Ringfort (Rath), Cornaroya, Co. Mayo
Co. Mayo |
Ringforts
In the grazing land around Cornaroya in County Mayo, a low arc of earthen bank curves across the ground, rising less than a metre at its highest point and tracing a path from the south-west around to the east-south-east.
It is quiet, easy to miss, and not entirely understood. The site is listed as a possible ringfort, which means it may once have been a rath, the most common type of early medieval enclosed settlement in Ireland, typically a circular area defined by one or more earthen banks and ditches and used as a farmstead or residence of some local status. The uncertainty in the classification is telling. The bank survives only as an arc rather than a complete enclosure, and what remains does not fully resolve the question of what the structure originally was.

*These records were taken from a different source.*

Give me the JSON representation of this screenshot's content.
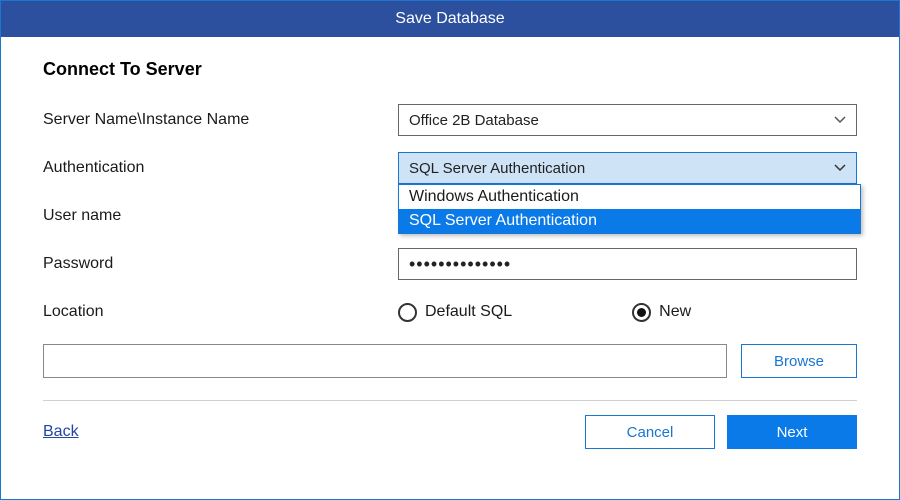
{
  "titlebar": {
    "text": "Save Database"
  },
  "section": {
    "title": "Connect To Server"
  },
  "labels": {
    "server": "Server Name\\Instance Name",
    "auth": "Authentication",
    "user": "User name",
    "password": "Password",
    "location": "Location"
  },
  "fields": {
    "server": {
      "value": "Office 2B Database"
    },
    "auth": {
      "value": "SQL Server Authentication",
      "options": [
        "Windows Authentication",
        "SQL Server Authentication"
      ],
      "selected_index": 1,
      "open": true
    },
    "user": {
      "value": ""
    },
    "password": {
      "masked": "••••••••••••••"
    },
    "location": {
      "options": [
        {
          "label": "Default SQL",
          "checked": false
        },
        {
          "label": "New",
          "checked": true
        }
      ],
      "path": ""
    }
  },
  "buttons": {
    "browse": "Browse",
    "back": "Back",
    "cancel": "Cancel",
    "next": "Next"
  }
}
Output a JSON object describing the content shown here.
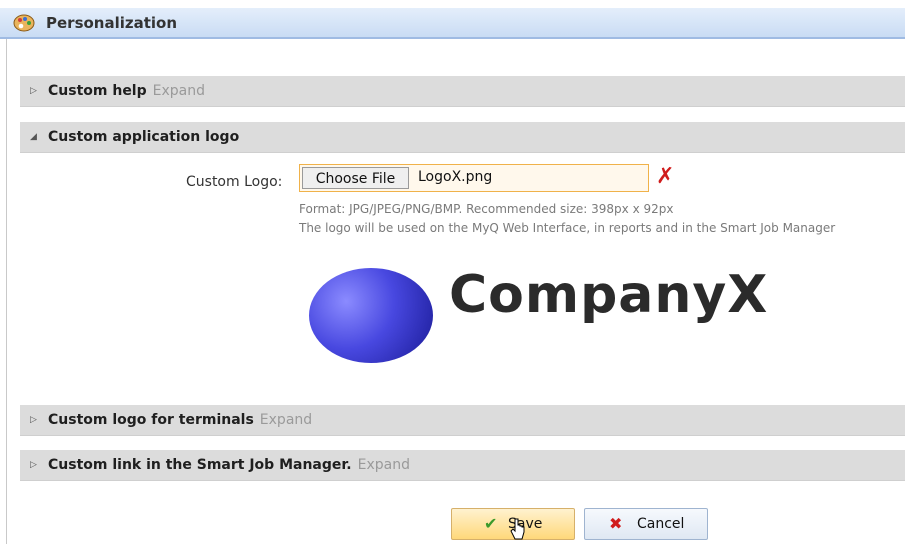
{
  "header": {
    "title": "Personalization",
    "icon": "palette-icon"
  },
  "sections": {
    "custom_help": {
      "title": "Custom help",
      "expand": "Expand",
      "state": "collapsed"
    },
    "custom_app_logo": {
      "title": "Custom application logo",
      "state": "expanded"
    },
    "custom_logo_terminals": {
      "title": "Custom logo for terminals",
      "expand": "Expand",
      "state": "collapsed"
    },
    "custom_link_sjm": {
      "title": "Custom link in the Smart Job Manager.",
      "expand": "Expand",
      "state": "collapsed"
    }
  },
  "logo_field": {
    "label": "Custom Logo:",
    "choose_file": "Choose File",
    "filename": "LogoX.png",
    "hint_format": "Format: JPG/JPEG/PNG/BMP. Recommended size: 398px x 92px",
    "hint_usage": "The logo will be used on the MyQ Web Interface, in reports and in the Smart Job Manager",
    "preview_text": "CompanyX"
  },
  "buttons": {
    "save": "Save",
    "cancel": "Cancel"
  },
  "colors": {
    "header_gradient_top": "#e4eefb",
    "header_border": "#9fbbe3",
    "section_bg": "#dcdcdc",
    "file_border": "#f0b24a",
    "delete_red": "#d01c1c",
    "save_green": "#3b9a2b",
    "logo_blue": "#4848e0"
  }
}
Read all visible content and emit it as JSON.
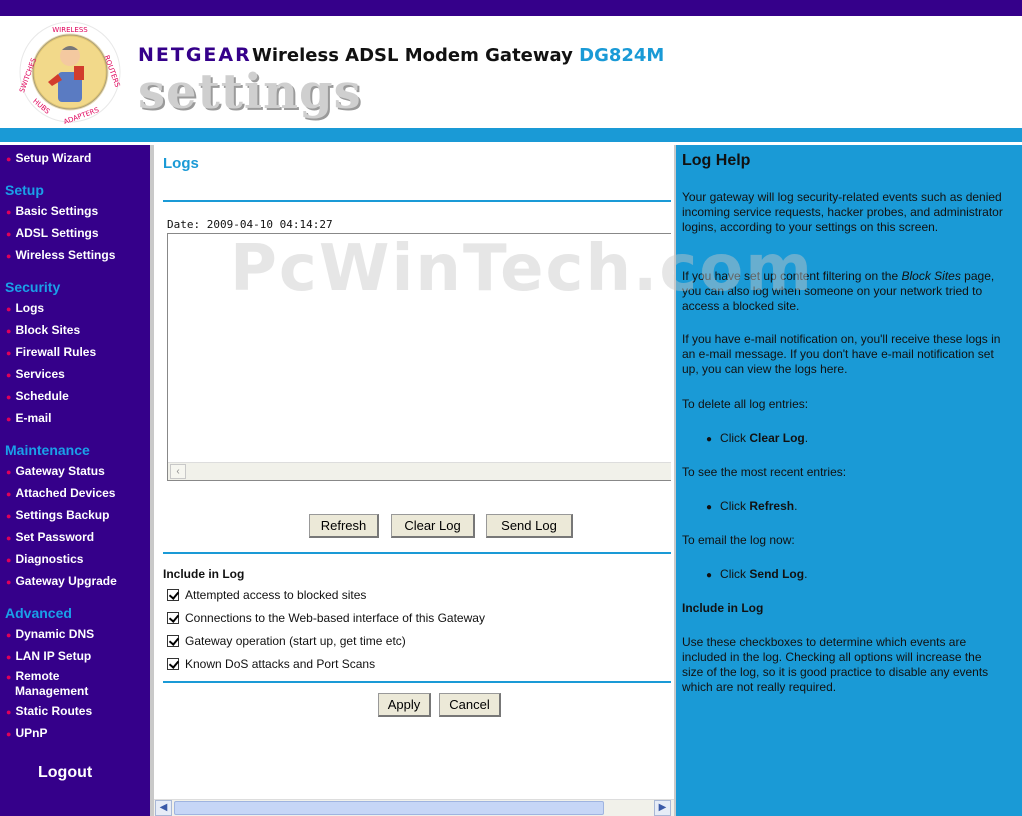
{
  "header": {
    "brand": "NETGEAR",
    "product": "Wireless ADSL Modem Gateway",
    "model": "DG824M",
    "subtitle": "settings",
    "logo_ring_text": "SWITCHES | WIRELESS | ROUTERS | ADAPTERS | HUBS"
  },
  "sidebar": {
    "setup_wizard": "Setup Wizard",
    "sections": [
      {
        "title": "Setup",
        "items": [
          "Basic Settings",
          "ADSL Settings",
          "Wireless Settings"
        ]
      },
      {
        "title": "Security",
        "items": [
          "Logs",
          "Block Sites",
          "Firewall Rules",
          "Services",
          "Schedule",
          "E-mail"
        ]
      },
      {
        "title": "Maintenance",
        "items": [
          "Gateway Status",
          "Attached Devices",
          "Settings Backup",
          "Set Password",
          "Diagnostics",
          "Gateway Upgrade"
        ]
      },
      {
        "title": "Advanced",
        "items": [
          "Dynamic DNS",
          "LAN IP Setup",
          "Remote Management",
          "Static Routes",
          "UPnP"
        ]
      }
    ],
    "remote_line1": "Remote",
    "remote_line2": "Management",
    "logout": "Logout"
  },
  "main": {
    "title": "Logs",
    "log_date": "Date: 2009-04-10 04:14:27",
    "log_content": "",
    "buttons": {
      "refresh": "Refresh",
      "clear_log": "Clear Log",
      "send_log": "Send Log",
      "apply": "Apply",
      "cancel": "Cancel"
    },
    "include_title": "Include in Log",
    "checkboxes": [
      {
        "label": "Attempted access to blocked sites",
        "checked": true
      },
      {
        "label": "Connections to the Web-based interface of this Gateway",
        "checked": true
      },
      {
        "label": "Gateway operation (start up, get time etc)",
        "checked": true
      },
      {
        "label": "Known DoS attacks and Port Scans",
        "checked": true
      }
    ]
  },
  "help": {
    "title": "Log Help",
    "p1": "Your gateway will log security-related events such as denied incoming service requests, hacker probes, and administrator logins, according to your settings on this screen.",
    "p2_before": "If you have set up content filtering on the ",
    "p2_em": "Block Sites",
    "p2_after": " page, you can also log when someone on your network tried to access a blocked site.",
    "p3": "If you have e-mail notification on, you'll receive these logs in an e-mail message. If you don't have e-mail notification set up, you can view the logs here.",
    "delete_intro": "To delete all log entries:",
    "delete_click": "Click ",
    "delete_bold": "Clear Log",
    "recent_intro": "To see the most recent entries:",
    "recent_click": "Click ",
    "recent_bold": "Refresh",
    "email_intro": "To email the log now:",
    "email_click": "Click ",
    "email_bold": "Send Log",
    "include_heading": "Include in Log",
    "include_text": "Use these checkboxes to determine which events are included in the log. Checking all options will increase the size of the log, so it is good practice to disable any events which are not really required."
  },
  "watermark": "PcWinTech.com",
  "colors": {
    "nav_bg": "#35008a",
    "accent_blue": "#1a9ad6",
    "bullet_red": "#e0005a"
  }
}
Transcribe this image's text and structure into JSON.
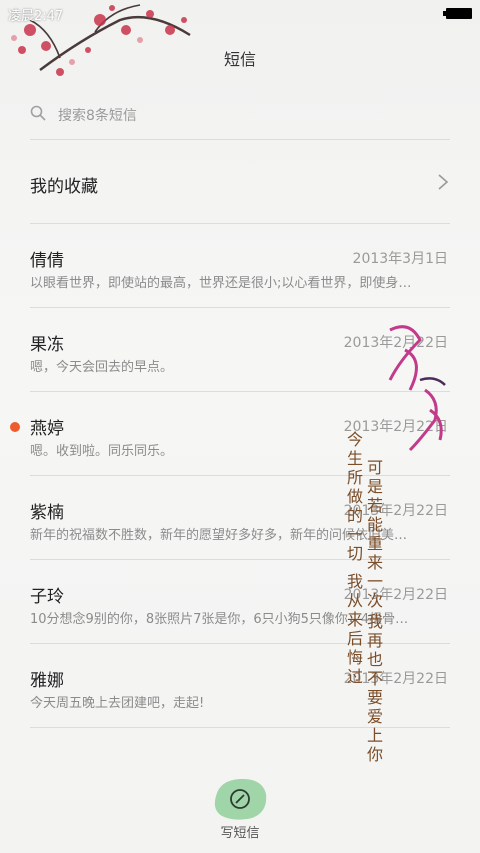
{
  "status": {
    "time": "凌晨2:47"
  },
  "header": {
    "title": "短信"
  },
  "search": {
    "placeholder": "搜索8条短信"
  },
  "favorites": {
    "label": "我的收藏"
  },
  "messages": [
    {
      "name": "倩倩",
      "date": "2013年3月1日",
      "preview": "以眼看世界，即使站的最高，世界还是很小;以心看世界，即使身…",
      "unread": false
    },
    {
      "name": "果冻",
      "date": "2013年2月22日",
      "preview": "嗯，今天会回去的早点。",
      "unread": false
    },
    {
      "name": "燕婷",
      "date": "2013年2月22日",
      "preview": "嗯。收到啦。同乐同乐。",
      "unread": true
    },
    {
      "name": "紫楠",
      "date": "2013年2月22日",
      "preview": "新年的祝福数不胜数，新年的愿望好多好多，新年的问候依旧美…",
      "unread": false
    },
    {
      "name": "子玲",
      "date": "2013年2月22日",
      "preview": "10分想念9别的你，8张照片7张是你，6只小狗5只像你，4根骨…",
      "unread": false
    },
    {
      "name": "雅娜",
      "date": "2013年2月22日",
      "preview": "今天周五晚上去团建吧，走起!",
      "unread": false
    }
  ],
  "poem": {
    "col1": "今生所做的一切",
    "col2": "可是若能重来一次",
    "col3": "我从来后悔过",
    "col4": "我再也不要爱上你"
  },
  "compose": {
    "label": "写短信"
  },
  "colors": {
    "unread": "#ee5b2c",
    "blossom": "#c8344a",
    "compose": "#8fcf9a"
  }
}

What can be said with some confidence is that the site was still clearly visible when the Ordnance Survey mapped the area in 1838, recorded at that point as intact. That early survey provides a useful baseline, placing the feature in the landscape before much of the agricultural consolidation and drainage work that reshaped Mayo's countryside through the nineteenth and twentieth centuries. The surrounding land is undulating grazing ground, the kind of terrain where earthworks can survive for centuries simply because they were never in the way of a plough or a drain. Whether the bank is the remnant of a genuine ringfort or something else entirely, a field boundary, an enclosure of different purpose or period, remains an open question.